Late August Brims With Wolf News

The Biden Administration is defending the Trump Administration’s decision to declare gray wolves in the Lower 48 recovered and delist them, but federal wildlife officials are also warning that recent moves by some state legislatures “are concerning.”

A NORTHEAST OREGON WOLF STOPS ON A UMATILLA NATIONAL FOREST ROAD IN JUNE 2020. (ODFW)

The removal of the species from Endangered Species Act protections in early January has been the subject of a lawsuit by a group of environmental organizations, some of which had asked if not expected the incoming Democratic administration to reverse it.

But a recent 59-page motion for summary judgment filed by attorneys for the U.S. Fish and Wildlife Service makes it clear the feds believe that the 6,600 wolves in the Northwest, Northern Rockies, California, Colorado and Great Lakes states are part of a contiguous population that stretches into Canada and Alaska.

USFWS attorneys conclude that because wolves “in the lower 48 States were neither a separate protectable ‘species’ nor, based on the scientific evidence, threatened or endangered within the meaning of the ESA,” their removal from the Endangered Species Act list in the western two-thirds of Washington and Oregon and elsewhere should be upheld by a federal judge in Northern California.

But the Associated Press also reports that wolf hunting rules passed by conservative Montana and Idaho lawmakers have caught the attention of USFWS.

“Certainly some of the things we’re seeing are concerning,” Gary Frazer, head of the agency’s ecological services division, told reporters Matthew Brown and John Flesher.

This morning, a split Montana game commission voted 3-2 to adopt a slate of wolf hunting and trapping regulations following legislators’ passage of new laws earlier this year.

Environmental groups earlier this week petitioned Secretary of the Interior Deb Haaland “to initiate a formal examination of new threats to wolves in the Northern Rockies states of Montana.”

An Outdoor Life article Tuesday by Andrew McKean outlines some of the new ways wolves can now be killed in the Northern Rockies states, including using night vision equipment, and with bait and snares.

One organization is also paying hunters and trappers as much as $1,000 a wolf killed, the story states.

The efforts draw mixed reactions, with many supportive and others worried it will lead backwards.

“I don’t think we’re in danger of re-listing wolves,” Nick Gevock, formerly with the Montana Wildlife Federation, told McKean. “You have to show harm to the species to justify re-listing. But is the possibility there? Absolutely. The American people have spent millions of dollars to recover this species. Now Montana and Idaho want to pay contractors to shoot them from the air. It harkens back to that eradication mentality that could be justification that the species is in imminent harm.”

Even with wolves delisted, hunting is not allowed in Washington and Oregon, but this week state managers authorized the removals of more animals in response to chronic livestock attacks.

This morning, WDFW Director Kelly Susewind greenlighted taking out one to two members of the Togo Pack “in response to repeated depredations of cattle on public and private grazing lands in Ferry County.”

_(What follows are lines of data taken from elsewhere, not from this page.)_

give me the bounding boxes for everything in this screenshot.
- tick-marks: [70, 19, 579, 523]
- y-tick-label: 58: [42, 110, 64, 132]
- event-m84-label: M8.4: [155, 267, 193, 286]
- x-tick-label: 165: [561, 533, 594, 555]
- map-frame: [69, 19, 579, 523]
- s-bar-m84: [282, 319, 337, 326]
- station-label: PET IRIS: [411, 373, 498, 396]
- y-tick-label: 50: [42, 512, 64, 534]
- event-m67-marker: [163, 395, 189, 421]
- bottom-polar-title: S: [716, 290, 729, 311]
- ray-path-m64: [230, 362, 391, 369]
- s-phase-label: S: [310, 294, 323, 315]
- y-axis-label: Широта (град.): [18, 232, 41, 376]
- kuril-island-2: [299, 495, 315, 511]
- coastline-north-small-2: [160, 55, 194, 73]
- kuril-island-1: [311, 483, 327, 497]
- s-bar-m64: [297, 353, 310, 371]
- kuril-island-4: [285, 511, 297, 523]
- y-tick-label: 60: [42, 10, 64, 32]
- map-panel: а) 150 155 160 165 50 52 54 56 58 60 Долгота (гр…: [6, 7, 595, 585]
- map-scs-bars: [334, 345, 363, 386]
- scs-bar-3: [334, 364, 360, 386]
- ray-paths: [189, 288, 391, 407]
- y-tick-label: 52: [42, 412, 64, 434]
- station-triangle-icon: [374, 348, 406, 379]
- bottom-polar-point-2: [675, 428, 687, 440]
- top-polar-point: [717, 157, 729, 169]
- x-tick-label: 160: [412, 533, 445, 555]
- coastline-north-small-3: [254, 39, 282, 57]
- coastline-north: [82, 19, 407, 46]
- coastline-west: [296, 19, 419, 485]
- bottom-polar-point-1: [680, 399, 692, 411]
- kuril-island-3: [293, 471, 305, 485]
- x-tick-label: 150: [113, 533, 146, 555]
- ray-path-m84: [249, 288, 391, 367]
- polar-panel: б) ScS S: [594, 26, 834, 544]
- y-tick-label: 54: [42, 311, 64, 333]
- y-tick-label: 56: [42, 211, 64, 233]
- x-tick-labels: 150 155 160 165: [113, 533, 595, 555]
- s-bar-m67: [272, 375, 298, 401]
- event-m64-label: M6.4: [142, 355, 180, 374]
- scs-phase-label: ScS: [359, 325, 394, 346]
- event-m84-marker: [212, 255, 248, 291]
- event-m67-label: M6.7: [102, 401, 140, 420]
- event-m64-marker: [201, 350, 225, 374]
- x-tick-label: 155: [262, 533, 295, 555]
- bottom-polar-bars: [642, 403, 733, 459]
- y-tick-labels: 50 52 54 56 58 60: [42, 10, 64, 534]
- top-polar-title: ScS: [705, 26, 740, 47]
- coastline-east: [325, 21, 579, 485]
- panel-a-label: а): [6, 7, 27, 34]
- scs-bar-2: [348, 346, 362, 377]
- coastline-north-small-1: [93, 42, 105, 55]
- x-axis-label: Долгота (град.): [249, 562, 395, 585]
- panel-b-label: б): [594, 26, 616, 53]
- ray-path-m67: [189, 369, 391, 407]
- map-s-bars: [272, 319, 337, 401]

The herds of three producers have been affected, with four attacks in the past 30 days injuring three calves and killing one, despite the use of proactive and responsive deterrence methods.

It’s the first lethal take authorization issued since Governor Inslee last September told the Fish and Wildlife Commission to come up with new rules for handling wolf-cattle conflicts.

And earlier this week, ODFW granted three ranchers permits to kill up to three wolves in the Lookout Mountain Pack of far eastern Oregon after continued livestock depredations following the removal of two juveniles.